Deux figures de l’affaire Liger, Grégoire Super et Marc Le Mercier, comparaîtront à nouveau devant la Cour des comptes vendredi 19 juin à 14 heures. Les deux hommes, initialement relaxés il y a huit mois, font désormais l’objet d’un recours en appel. L’audience, prévue pour statuer sur ce dossier sensible, intervient après une première décision de justice qui avait mis fin à leur mise en cause.
Selon Ouest France, cette nouvelle étape judiciaire survient dans un contexte où les magistrats financiers doivent trancher sur d’éventuelles irrégularités financières liées au pôle d’énergies renouvelables de Locminé, dans le Morbihan. Grégoire Super, ancien maire de la commune et ex-PDG de Liger, ainsi que Marc Le Mercier, son directeur de pôle, avaient été blanchis en première instance. Leur renvoi en appel relance donc l’examen des responsabilités dans cette affaire.
Ce qu'il faut retenir
- Grégoire Super et Marc Le Mercier, relaxés en première instance, comparaîtront en appel devant la Cour des comptes.
- L’audience est fixée au vendredi 19 juin à 14 heures, soit huit mois après leur relaxe.
- Leur mise en cause porte sur la gestion du pôle d’énergies renouvelables de Locminé (Morbihan).
- Liger, l’entreprise concernée, était dirigée par Grégoire Super avant sa liquidation.
Un dossier judiciaire qui s’étire sur plusieurs années
L’affaire Liger remonte à plusieurs années, marquée par des soupçons de malversations financières et de gestion hasardeuse des fonds publics. En première instance, les deux prévenus avaient été relaxés, une décision qui avait surpris une partie de l’opinion publique et des observateurs juridiques. Pourtant, la Cour des comptes, saisie en appel, doit désormais réexaminer les éléments du dossier pour déterminer si des fautes de gestion ou des irrégularités justifient une condamnation.

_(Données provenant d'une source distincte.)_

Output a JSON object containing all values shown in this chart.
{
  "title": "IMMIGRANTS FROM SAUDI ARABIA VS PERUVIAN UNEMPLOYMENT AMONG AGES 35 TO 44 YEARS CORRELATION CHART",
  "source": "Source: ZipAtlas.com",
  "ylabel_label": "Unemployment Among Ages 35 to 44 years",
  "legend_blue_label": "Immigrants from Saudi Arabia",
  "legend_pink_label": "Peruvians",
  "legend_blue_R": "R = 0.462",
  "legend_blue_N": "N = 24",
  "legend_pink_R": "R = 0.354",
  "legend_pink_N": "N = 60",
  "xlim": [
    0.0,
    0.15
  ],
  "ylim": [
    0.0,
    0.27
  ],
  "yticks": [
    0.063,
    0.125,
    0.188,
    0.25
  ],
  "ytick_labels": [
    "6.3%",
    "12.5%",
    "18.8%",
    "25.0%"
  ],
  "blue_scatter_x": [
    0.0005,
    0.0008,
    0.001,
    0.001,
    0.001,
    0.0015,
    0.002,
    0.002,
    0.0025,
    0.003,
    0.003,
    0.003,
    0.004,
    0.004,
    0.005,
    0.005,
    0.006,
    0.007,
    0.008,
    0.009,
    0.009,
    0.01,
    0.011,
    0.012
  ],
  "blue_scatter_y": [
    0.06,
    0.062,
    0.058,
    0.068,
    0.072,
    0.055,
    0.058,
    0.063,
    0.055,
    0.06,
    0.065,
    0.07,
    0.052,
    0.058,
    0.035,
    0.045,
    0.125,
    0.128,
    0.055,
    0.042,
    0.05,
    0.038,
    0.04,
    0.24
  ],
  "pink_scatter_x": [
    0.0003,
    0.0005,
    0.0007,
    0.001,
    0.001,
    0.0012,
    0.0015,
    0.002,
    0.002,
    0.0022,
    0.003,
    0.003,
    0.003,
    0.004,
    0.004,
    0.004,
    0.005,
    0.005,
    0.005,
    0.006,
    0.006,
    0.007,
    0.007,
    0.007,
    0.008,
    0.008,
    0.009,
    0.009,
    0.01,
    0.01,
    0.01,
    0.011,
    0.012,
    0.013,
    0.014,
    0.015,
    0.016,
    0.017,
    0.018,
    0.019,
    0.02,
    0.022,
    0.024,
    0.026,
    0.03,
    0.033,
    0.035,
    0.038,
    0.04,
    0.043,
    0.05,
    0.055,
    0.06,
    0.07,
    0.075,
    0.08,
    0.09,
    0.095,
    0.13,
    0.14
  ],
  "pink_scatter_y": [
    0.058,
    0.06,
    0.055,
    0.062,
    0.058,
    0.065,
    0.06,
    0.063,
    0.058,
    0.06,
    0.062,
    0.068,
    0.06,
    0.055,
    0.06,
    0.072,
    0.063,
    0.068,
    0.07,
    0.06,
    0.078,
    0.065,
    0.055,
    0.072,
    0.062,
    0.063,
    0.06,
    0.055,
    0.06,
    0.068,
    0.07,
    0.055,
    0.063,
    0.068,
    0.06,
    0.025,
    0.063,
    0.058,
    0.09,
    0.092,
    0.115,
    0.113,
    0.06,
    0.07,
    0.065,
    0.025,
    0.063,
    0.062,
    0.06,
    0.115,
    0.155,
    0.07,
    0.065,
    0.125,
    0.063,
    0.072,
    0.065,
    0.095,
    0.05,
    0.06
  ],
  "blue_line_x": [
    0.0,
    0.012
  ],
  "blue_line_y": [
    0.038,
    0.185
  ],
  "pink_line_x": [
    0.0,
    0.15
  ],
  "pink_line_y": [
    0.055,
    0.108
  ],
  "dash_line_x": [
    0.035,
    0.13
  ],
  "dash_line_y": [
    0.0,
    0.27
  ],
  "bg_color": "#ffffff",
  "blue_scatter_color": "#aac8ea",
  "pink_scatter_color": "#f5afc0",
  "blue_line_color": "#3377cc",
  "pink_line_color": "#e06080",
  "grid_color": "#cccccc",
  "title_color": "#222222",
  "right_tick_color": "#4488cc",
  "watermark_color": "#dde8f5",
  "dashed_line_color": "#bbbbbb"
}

Les faits reprochés concernent notamment l’utilisation des subventions allouées au pôle d’énergies renouvelables de Locminé. Grégoire Super, en tant que maire puis PDG, et Marc Le Mercier, en tant que responsable opérationnel, avaient été mis en cause pour leur rôle dans la gestion de ces fonds. Leur relaxe initiale avait été justifiée par l’absence de preuves suffisantes de leur responsabilité directe dans les manquements reprochés.

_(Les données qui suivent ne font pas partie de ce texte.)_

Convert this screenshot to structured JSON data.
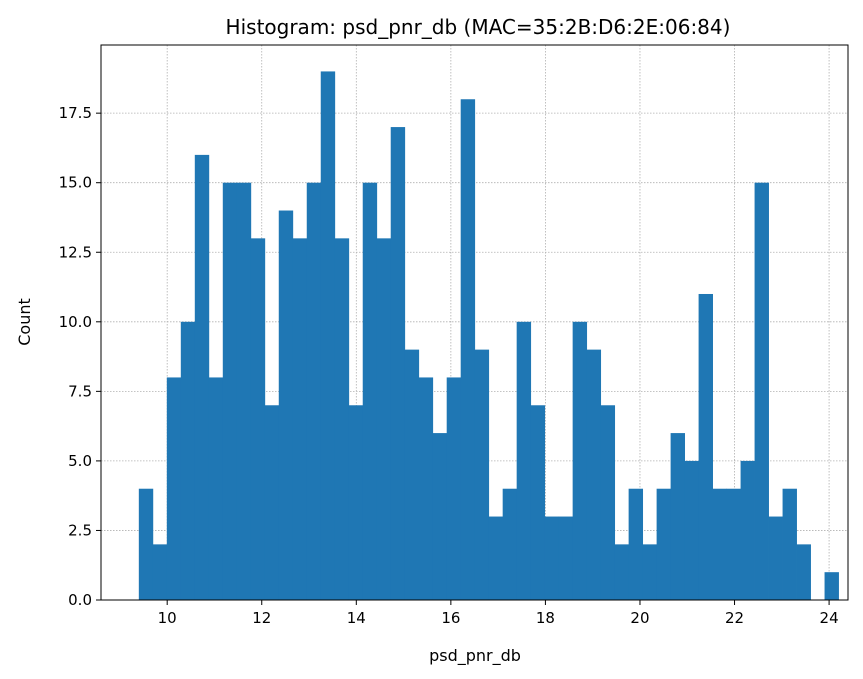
{
  "chart_data": {
    "type": "bar",
    "title": "Histogram: psd_pnr_db (MAC=35:2B:D6:2E:06:84)",
    "xlabel": "psd_pnr_db",
    "ylabel": "Count",
    "xlim": [
      8.6,
      24.4
    ],
    "ylim": [
      0,
      19.95
    ],
    "xticks": [
      "10",
      "12",
      "14",
      "16",
      "18",
      "20",
      "22",
      "24"
    ],
    "yticks": [
      "0.0",
      "2.5",
      "5.0",
      "7.5",
      "10.0",
      "12.5",
      "15.0",
      "17.5"
    ],
    "grid": true,
    "bar_color": "#1f77b4",
    "bins": {
      "start": 9.4,
      "width": 0.296,
      "counts": [
        4,
        2,
        8,
        10,
        16,
        8,
        15,
        15,
        13,
        7,
        14,
        13,
        15,
        19,
        13,
        7,
        15,
        13,
        17,
        9,
        8,
        6,
        8,
        18,
        9,
        3,
        4,
        10,
        7,
        3,
        3,
        10,
        9,
        7,
        2,
        4,
        2,
        4,
        6,
        5,
        11,
        4,
        4,
        5,
        15,
        3,
        4,
        2,
        0,
        1
      ]
    }
  }
}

Une audience sous haute tension judiciaire
L’audience du 19 juin s’annonce comme un moment clé pour les parties prenantes. La Cour des comptes, compétente pour juger les comptes des collectivités et des entreprises publiques, dispose d’un pouvoir de sanction important. Si elle devait retenir des fautes de gestion, les conséquences pourraient être lourdes pour les deux prévenus, allant de l’amende à l’interdiction de gérer des fonds publics.
— Selon les observateurs, cette affaire illustre les tensions entre la rigueur financière exigée par les institutions et les réalités de gestion locale. La Cour des comptes, souvent perçue comme un arbitre strict, pourrait cette fois-ci adopter une position plus ferme, d’autant que le dossier Liger a déjà suscité de vives critiques dans la région.
Les enjeux d’une affaire au-delà des individus
Au-delà des deux prévenus, cette affaire soulève des questions plus larges sur le contrôle des fonds publics alloués aux énergies renouvelables. Locminé, comme d’autres communes bretonnes, avait misé sur Liger pour développer des projets innovants. Pourtant, l’échec de l’entreprise a laissé derrière lui un goût d’inachevé et des interrogations sur les mécanismes de financement et de suivi de tels projets.
Cette audience du 19 juin pourrait ainsi servir d’exemple pour les futures collaborations entre collectivités locales et entreprises privées dans le secteur des énergies vertes. Elle rappelle, si besoin était, que la rigueur financière et la transparence restent des impératifs absolus dans la gestion des deniers publics.
En définitive, cette nouvelle étape judiciaire sera scrutée de près par les acteurs du secteur, les élus locaux et les citoyens, tous attentifs à la manière dont la justice tranchera dans une affaire où se mêlent enjeux financiers, politiques et environnementaux.
Une condamnation pourrait entraîner des sanctions financières, voire une interdiction de gérer des fonds publics pour les deux prévenus. La Cour des comptes dispose d’un large pouvoir d’appréciation pour fixer le montant des amendes ou des mesures complémentaires.